SHM on a cylindrical trough (solved?)

Homework Statement

A solid sphere of radius R rolls without slipping in a cylindrical trough of radius 5R. Show for small displacement, the sphere executes SHM with period $$T=2\pi \sqrt{\frac{28R}{5g}}$$

[PLAIN]http://img299.imageshack.us/img299/8026/shmt.jpg

Homework Equations

The Attempt at a Solution

since it is rolling without slipping on the cylindrical trough, so $$\frac{ds}{dt}=4R\frac{d\theta}{dt}$$
By 2nd law, the net force in tangential direction is $$mgsin\theta$$
consider translational motion, $$-mgsin\theta=m\frac{d^{2}s}{dt^{2}}$$

Edit:
I see the problem of the torque equation, the CM must always have zero angular velocity,
so the torque equation for the point touching with the trough, $$-mgsin\theta (R)=(\frac{2}{5}MR^{2}+MR^{2})\alpha$$
where $$\alpha$$ is the angular acceleration of that point $$\alpha=\frac{a}{R}$$ where a is the acceleration of CM, which then leads to $$-\frac{gsin\theta}{R}=4\ddot{\theta}$$
So I have $$-mgRsin\theta=\frac{28MR^{2}\ddot{\theta}}{5}$$ which leads to the correct expression?

Are there any mistakes I made? thanks

 

[anathema]

Hello,

Great job on solving the problem!

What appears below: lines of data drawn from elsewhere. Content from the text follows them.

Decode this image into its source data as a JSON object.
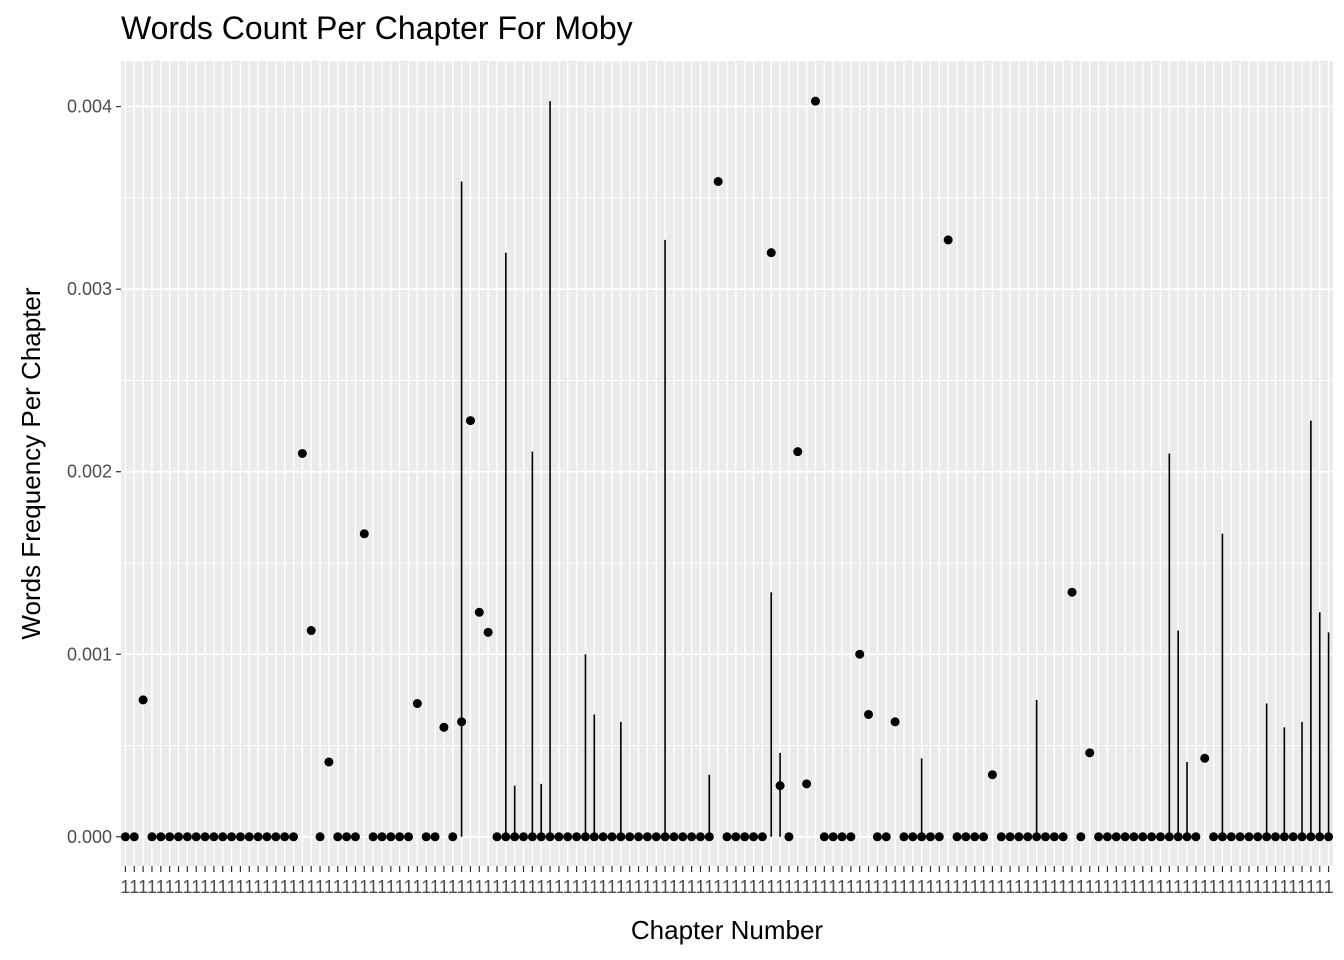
{
  "chart_data": {
    "type": "scatter",
    "title": "Words Count Per Chapter For Moby",
    "xlabel": "Chapter Number",
    "ylabel": "Words Frequency Per Chapter",
    "ylim": [
      -0.00016,
      0.00425
    ],
    "yticks": [
      0,
      0.001,
      0.002,
      0.003,
      0.004
    ],
    "ytick_labels": [
      "0.000",
      "0.001",
      "0.002",
      "0.003",
      "0.004"
    ],
    "grid": true,
    "panel_background": "#ebebeb",
    "grid_color": "#ffffff",
    "point_color": "#000000",
    "line_color": "#000000",
    "n_categories": 137,
    "x_tick_labels_note": "137 overlapping chapter-number tick labels, illegible",
    "points": [
      0,
      0,
      0.00075,
      0,
      0,
      0,
      0,
      0,
      0,
      0,
      0,
      0,
      0,
      0,
      0,
      0,
      0,
      0,
      0,
      0,
      0.0021,
      0.00113,
      0,
      0.00041,
      0,
      0,
      0,
      0.00166,
      0,
      0,
      0,
      0,
      0,
      0.00073,
      0,
      0,
      0.0006,
      0,
      0.00063,
      0.00228,
      0.00123,
      0.00112,
      0,
      0,
      0,
      0,
      0,
      0,
      0,
      0,
      0,
      0,
      0,
      0,
      0,
      0,
      0,
      0,
      0,
      0,
      0,
      0,
      0,
      0,
      0,
      0,
      0,
      0,
      0,
      0,
      0,
      0,
      0,
      0,
      0,
      0,
      0,
      0,
      0,
      0,
      0,
      0,
      0,
      0,
      0,
      0,
      0,
      0,
      0,
      0,
      0,
      0,
      0,
      0,
      0,
      0,
      0,
      0,
      0,
      0,
      0,
      0,
      0,
      0,
      0,
      0,
      0,
      0,
      0,
      0,
      0,
      0,
      0,
      0,
      0,
      0,
      0,
      0,
      0,
      0,
      0,
      0,
      0,
      0,
      0,
      0,
      0,
      0,
      0,
      0,
      0,
      0,
      0,
      0,
      0,
      0,
      0
    ],
    "point_overrides": [
      {
        "i": 67,
        "v": 0.00359
      },
      {
        "i": 73,
        "v": 0.0032
      },
      {
        "i": 74,
        "v": 0.00028
      },
      {
        "i": 76,
        "v": 0.00211
      },
      {
        "i": 77,
        "v": 0.00029
      },
      {
        "i": 78,
        "v": 0.00403
      },
      {
        "i": 83,
        "v": 0.001
      },
      {
        "i": 84,
        "v": 0.00067
      },
      {
        "i": 87,
        "v": 0.00063
      },
      {
        "i": 93,
        "v": 0.00327
      },
      {
        "i": 98,
        "v": 0.00034
      },
      {
        "i": 107,
        "v": 0.00134
      },
      {
        "i": 109,
        "v": 0.00046
      },
      {
        "i": 122,
        "v": 0.00043
      }
    ],
    "segments": [
      {
        "i": 38,
        "v": 0.00359
      },
      {
        "i": 43,
        "v": 0.0032
      },
      {
        "i": 44,
        "v": 0.00028
      },
      {
        "i": 46,
        "v": 0.00211
      },
      {
        "i": 47,
        "v": 0.00029
      },
      {
        "i": 48,
        "v": 0.00403
      },
      {
        "i": 52,
        "v": 0.001
      },
      {
        "i": 53,
        "v": 0.00067
      },
      {
        "i": 56,
        "v": 0.00063
      },
      {
        "i": 61,
        "v": 0.00327
      },
      {
        "i": 66,
        "v": 0.00034
      },
      {
        "i": 73,
        "v": 0.00134
      },
      {
        "i": 74,
        "v": 0.00046
      },
      {
        "i": 90,
        "v": 0.00043
      },
      {
        "i": 103,
        "v": 0.00075
      },
      {
        "i": 118,
        "v": 0.0021
      },
      {
        "i": 119,
        "v": 0.00113
      },
      {
        "i": 120,
        "v": 0.00041
      },
      {
        "i": 124,
        "v": 0.00166
      },
      {
        "i": 129,
        "v": 0.00073
      },
      {
        "i": 131,
        "v": 0.0006
      },
      {
        "i": 133,
        "v": 0.00063
      },
      {
        "i": 134,
        "v": 0.00228
      },
      {
        "i": 135,
        "v": 0.00123
      },
      {
        "i": 136,
        "v": 0.00112
      }
    ]
  }
}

Your approach seems correct and your final expression for the period T is also correct.

However, there is a small mistake in your solution. The net torque equation that you used (-mgsin\theta (R)=(\frac{2}{5}MR^{2}+MR^{2})\alpha) is actually for a solid sphere rolling without slipping on a flat surface. In this problem, the sphere is rolling without slipping in a cylindrical trough, so the torque equation will be slightly different.

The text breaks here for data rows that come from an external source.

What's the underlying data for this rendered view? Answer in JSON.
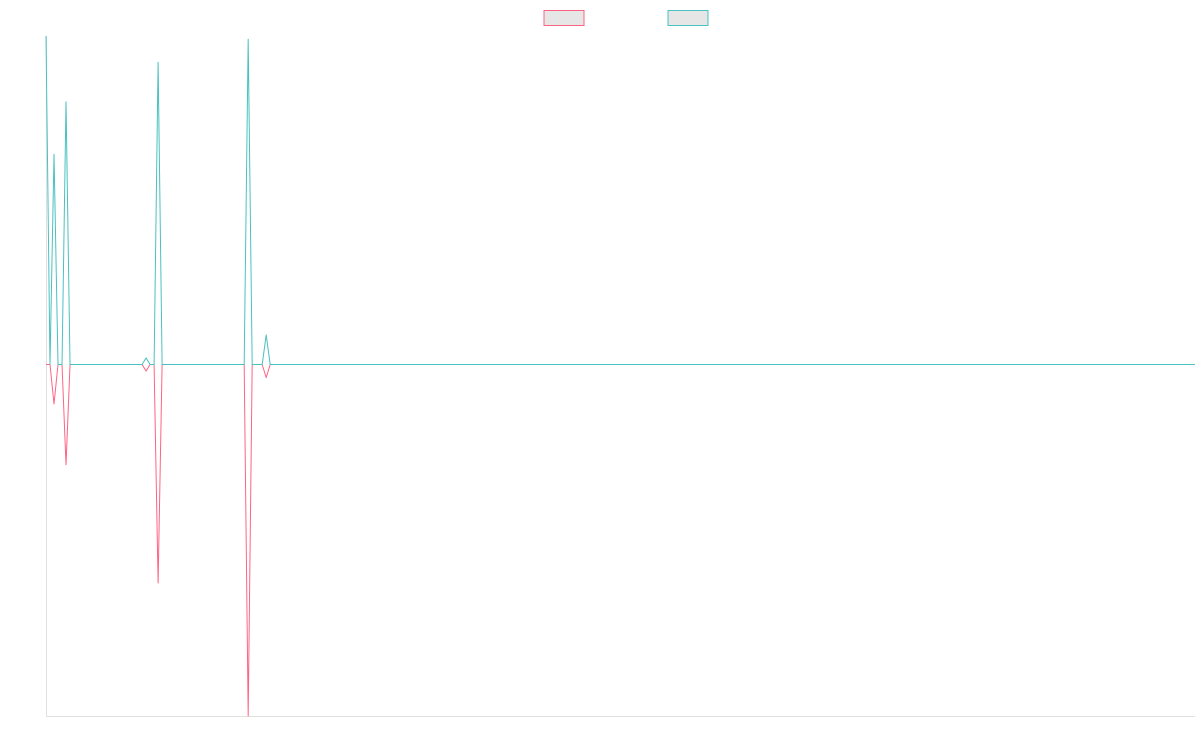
{
  "chart_data": {
    "type": "line",
    "x": [
      0,
      1,
      2,
      3,
      4,
      5,
      6,
      24,
      25,
      26,
      27,
      28,
      29,
      49.5,
      50.5,
      51.5,
      54,
      55,
      56,
      287
    ],
    "xlim": [
      0,
      287
    ],
    "ylim": [
      -1.07,
      1
    ],
    "legend": "top",
    "series": [
      {
        "color": "#ff6384",
        "values": [
          0,
          0,
          -0.12,
          0,
          0,
          -0.305,
          0,
          0,
          -0.02,
          0,
          0,
          -0.665,
          0,
          0,
          -1.07,
          0,
          0,
          -0.04,
          0,
          0
        ]
      },
      {
        "color": "#4bc0c0",
        "values": [
          1,
          0,
          0.64,
          0,
          0,
          0.8,
          0,
          0,
          0.02,
          0,
          0,
          0.92,
          0,
          0,
          0.99,
          0,
          0,
          0.09,
          0,
          0
        ]
      }
    ]
  }
}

The net torque equation for this problem would be:

-Tsin\theta R=(\frac{2}{5}MR^{2}+MR^{2})\alpha

Where T is the tension in the string and \alpha is the angular acceleration of the sphere.

Substituting this into your expression, we get:

-\frac{TRsin\theta}{MR}=\frac{28R\ddot{\theta}}{5}

Solving for T, we get:

T=\frac{28MR}{5sin\theta}\ddot{\theta}

Now, we know that for small displacements, \theta is very small, so we can approximate sin\theta \approx \theta.

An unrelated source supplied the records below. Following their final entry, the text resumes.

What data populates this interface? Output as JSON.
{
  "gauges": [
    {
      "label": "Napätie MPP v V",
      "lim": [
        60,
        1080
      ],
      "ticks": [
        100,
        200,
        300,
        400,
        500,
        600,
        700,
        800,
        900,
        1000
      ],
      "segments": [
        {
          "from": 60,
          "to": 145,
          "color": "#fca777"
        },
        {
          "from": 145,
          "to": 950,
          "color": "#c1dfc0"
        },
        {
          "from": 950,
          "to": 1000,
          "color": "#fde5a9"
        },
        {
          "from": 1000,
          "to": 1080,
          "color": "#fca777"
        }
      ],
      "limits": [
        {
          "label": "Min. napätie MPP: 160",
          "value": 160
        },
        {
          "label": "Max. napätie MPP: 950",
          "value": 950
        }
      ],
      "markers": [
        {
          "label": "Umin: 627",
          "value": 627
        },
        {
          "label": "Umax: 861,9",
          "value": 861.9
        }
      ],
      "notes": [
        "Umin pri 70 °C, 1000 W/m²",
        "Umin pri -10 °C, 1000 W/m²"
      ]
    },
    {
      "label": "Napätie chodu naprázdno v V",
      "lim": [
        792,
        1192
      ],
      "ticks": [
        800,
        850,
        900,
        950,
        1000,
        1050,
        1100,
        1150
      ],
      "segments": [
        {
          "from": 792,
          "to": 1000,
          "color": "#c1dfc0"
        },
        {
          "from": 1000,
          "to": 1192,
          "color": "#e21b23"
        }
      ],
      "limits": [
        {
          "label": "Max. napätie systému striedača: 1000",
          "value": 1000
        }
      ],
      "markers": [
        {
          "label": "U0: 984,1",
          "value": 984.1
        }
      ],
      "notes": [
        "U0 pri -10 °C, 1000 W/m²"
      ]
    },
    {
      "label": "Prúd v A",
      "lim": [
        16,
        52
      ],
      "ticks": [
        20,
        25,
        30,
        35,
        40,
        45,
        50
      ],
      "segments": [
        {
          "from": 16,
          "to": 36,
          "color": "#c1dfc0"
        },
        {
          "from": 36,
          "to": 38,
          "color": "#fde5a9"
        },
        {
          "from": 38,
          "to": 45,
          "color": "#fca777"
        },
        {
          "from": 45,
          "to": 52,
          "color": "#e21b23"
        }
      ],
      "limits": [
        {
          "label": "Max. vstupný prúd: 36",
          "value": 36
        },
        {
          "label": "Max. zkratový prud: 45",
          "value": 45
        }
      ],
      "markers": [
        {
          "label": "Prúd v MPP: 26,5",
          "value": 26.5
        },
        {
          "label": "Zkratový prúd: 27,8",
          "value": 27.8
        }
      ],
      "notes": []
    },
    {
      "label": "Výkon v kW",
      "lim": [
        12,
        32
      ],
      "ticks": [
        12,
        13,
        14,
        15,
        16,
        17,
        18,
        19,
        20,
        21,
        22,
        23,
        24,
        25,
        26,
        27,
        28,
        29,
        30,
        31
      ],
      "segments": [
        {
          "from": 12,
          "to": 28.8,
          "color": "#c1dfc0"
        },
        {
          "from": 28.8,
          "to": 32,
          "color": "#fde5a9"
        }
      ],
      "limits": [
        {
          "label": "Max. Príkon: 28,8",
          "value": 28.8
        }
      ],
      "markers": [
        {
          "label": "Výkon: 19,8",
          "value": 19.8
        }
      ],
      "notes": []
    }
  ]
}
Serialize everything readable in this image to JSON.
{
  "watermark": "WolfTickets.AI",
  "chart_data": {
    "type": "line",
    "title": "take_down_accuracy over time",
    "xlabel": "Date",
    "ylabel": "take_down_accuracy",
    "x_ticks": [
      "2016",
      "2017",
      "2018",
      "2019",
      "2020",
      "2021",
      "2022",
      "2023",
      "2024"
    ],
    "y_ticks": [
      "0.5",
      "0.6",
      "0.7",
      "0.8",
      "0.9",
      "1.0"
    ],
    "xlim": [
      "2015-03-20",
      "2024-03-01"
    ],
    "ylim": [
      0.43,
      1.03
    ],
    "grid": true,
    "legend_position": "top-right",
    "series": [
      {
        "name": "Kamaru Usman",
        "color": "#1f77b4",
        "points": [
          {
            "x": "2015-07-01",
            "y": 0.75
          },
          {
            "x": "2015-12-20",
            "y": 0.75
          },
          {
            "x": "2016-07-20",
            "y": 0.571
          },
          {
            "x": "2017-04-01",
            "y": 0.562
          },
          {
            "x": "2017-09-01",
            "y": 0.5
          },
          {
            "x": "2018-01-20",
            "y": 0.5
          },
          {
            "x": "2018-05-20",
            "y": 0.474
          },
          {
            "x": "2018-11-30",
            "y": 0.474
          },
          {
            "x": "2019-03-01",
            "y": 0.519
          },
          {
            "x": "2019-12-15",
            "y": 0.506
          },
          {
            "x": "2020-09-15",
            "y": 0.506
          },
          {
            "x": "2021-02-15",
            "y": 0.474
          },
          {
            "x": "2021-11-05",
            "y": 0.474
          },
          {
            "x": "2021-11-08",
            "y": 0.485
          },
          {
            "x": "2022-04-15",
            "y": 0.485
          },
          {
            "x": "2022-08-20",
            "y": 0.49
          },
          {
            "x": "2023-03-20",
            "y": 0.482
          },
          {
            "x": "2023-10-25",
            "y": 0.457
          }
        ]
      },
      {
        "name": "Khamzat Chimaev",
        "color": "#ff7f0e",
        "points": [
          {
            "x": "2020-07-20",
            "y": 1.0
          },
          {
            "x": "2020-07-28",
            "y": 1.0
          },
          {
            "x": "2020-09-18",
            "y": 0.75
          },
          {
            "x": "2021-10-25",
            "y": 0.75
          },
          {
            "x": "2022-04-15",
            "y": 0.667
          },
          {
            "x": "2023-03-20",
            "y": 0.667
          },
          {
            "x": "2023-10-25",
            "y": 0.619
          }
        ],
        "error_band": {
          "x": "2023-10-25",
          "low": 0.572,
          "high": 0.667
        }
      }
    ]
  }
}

Substituting this into our expression for T, we get:

T=\frac{28MR}{5\theta}\ddot{\theta}

Now, we also know that for small displacements, the angular acceleration \ddot{\theta} is directly proportional to the displacement \theta, so we can write:

\ddot{\theta}=-\omega^{2}\theta

Where \omega is the angular frequency.

Substituting this into our expression for T, we get:

T=\frac{28MR}{5\theta}(-\omega^{2}\theta)

Simplifying this, we get:

T=2\pi \sqrt{\frac{28R}{5g}}

Which is the correct expression for the period T.

So, in conclusion, your approach was correct, but there was a small mistake in your torque equation. Keep up the good work!